Bolton, meanwhile, was in Israel over the weekend and will later head to Turkey, where he’ll be accompanied by Jeffrey — the Syria envoy — and the chairman of the Joint Chiefs of Staff. Seemingly contradicting Trump, Bolton told reporters that no withdrawal from Syria will take place until the Islamist militants are fully defeated and Turkey guarantees the safety of Syrian Kurdish units allied with the United States but considered terrorist enemies by Ankara.
“There are objectives that we want to accomplish that condition the withdrawal,” Bolton said. “The timetable flows from the policy decisions that we need to implement.”
The facts on the ground suggest the timetable will be rather open-ended.
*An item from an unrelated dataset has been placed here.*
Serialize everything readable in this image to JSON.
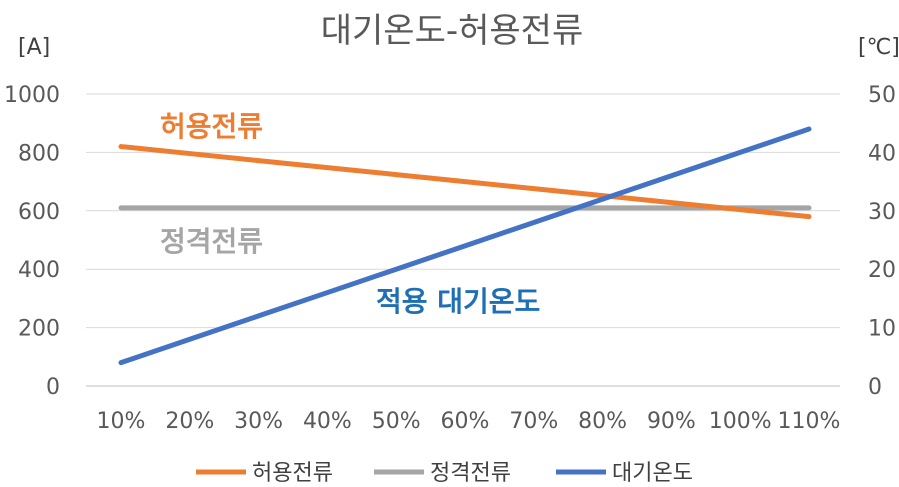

The diplomatic wrangling with Turkey — which has vowed a military operation against Kurdish units across its southern border — may prove to be deeply complicated. A security guarantee for the Syrian Kurds could just be a “new unobtainable condition,” tweeted Faysal Itani of the Atlantic Council. Seeing their options dwindling, the main Syrian Kurdish armed faction has opened talks with the Assad regime, requesting military support from Damascus against a potential Turkish offensive.
Hawks in the Washington establishment have cheered Trump’s apparent about-face. “I think this is the reality setting in that you got to plan this out,” said Sen. Lindsey O. Graham (R-S.C.), telling CBS’s “Face the Nation” that “the bottom line here is we want to make sure we get this right, that ISIS doesn’t come back. And I applaud the president for reevaluating what he’s doing. … He has a goal in mind of reducing our presence. I share that goal. Let’s just do it smartly.”
But others see the latest changes as more evidence of an administration conflicted and confused about its agenda overseas. “Bolton got way out ahead of the policy, and it’s his job to understand what the president wants,” Robert Ford, a former U.S. ambassador in Syria, said to my colleagues. “When the president is nervous or cautious about something, it’s the NSC’s job to relay that back to State and the Pentagon, and warn them not to go too far. Apparently they didn’t get the message.”